怪我をした覚えはないし、特に痛みはないけれど。
「あの」
黒い革手袋の冷たい指先が、そっと唇に触れた。
「混乱されているのは、よく分かりました。今から私の質問に答えて頂けませんか」
有無を言わせない目に、こくりと頷いた。
「では、あなたの名前を仰って下さい」
「……礼斗 」
「そうです。あなたは誉れ高き空の騎士・騎士団長ライト・クロヴィウス様です」
俺、黒宮礼斗 だけど……
「えっと?」
「いえ、何でもないです」
話が進まないから、ライト・クロヴ……うっ、舌噛んだ★
一先ず、舌噛みそうな名前という事にしておこう。
「それでは、私の事は分かりますか?」
金髪の青年……
誰だろう?
「お答えがない……という事は分からないのですね」
睫毛を伏せた面持ちに胸が詰まる。
俺を心配して、ずっとそばにいてくれたのだろう。
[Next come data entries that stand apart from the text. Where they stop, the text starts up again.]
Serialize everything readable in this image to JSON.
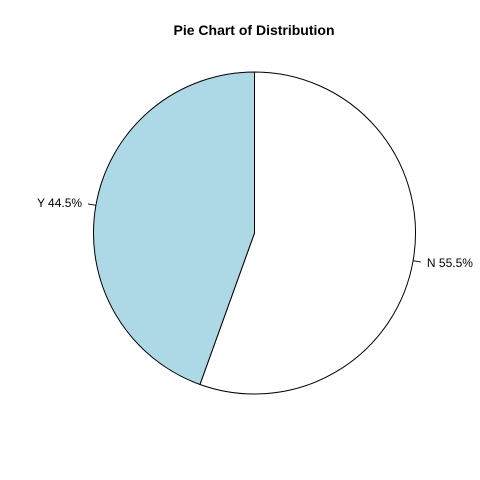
{
  "chart_data": {
    "type": "pie",
    "title": "Pie Chart of Distribution",
    "slices": [
      {
        "label": "N 55.5%",
        "category": "N",
        "value": 55.5,
        "color": "#ffffff"
      },
      {
        "label": "Y 44.5%",
        "category": "Y",
        "value": 44.5,
        "color": "#add8e6"
      }
    ],
    "start_angle_deg": 90,
    "direction": "clockwise",
    "legend": "none"
  }
}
なのに誰だか分からないなんて。
「……すみません」
「どうか謝らないで下さい。あなたが悪い訳ではありませんよ」
あっ……
(謝ってしまった事で、余計傷つけてしまった)
穏やかに優しく振る舞おうとする瞳が揺れている。
「クレイ。空の騎士団・副団長であり、あなたの補佐官です」
「クレイ……さん」
「名前を言ったら俺の事、少しは思い出してくれるかなって思ったけど、望み過ぎですね……」
「あのっ。思い出せないけど、でもクレイさんに親切にして貰って助かっています。ありが……」
儚い瞳が声を奪った。
俺はまた、この人を傷つけてしまった?
でも、どうして?
この人の胸の鼓動は速くて、熱くて、ドキドキしているんだろう……
俺、強い力……
強い腕の中……
「クレ…イ…さん……」
クレイさんの腕の中で、俺の心臓もドキドキしている。
なんで?
どうして?
俺ッ
「……黙りなさい」
降り注いだ声は、甘く悲しく切なかった。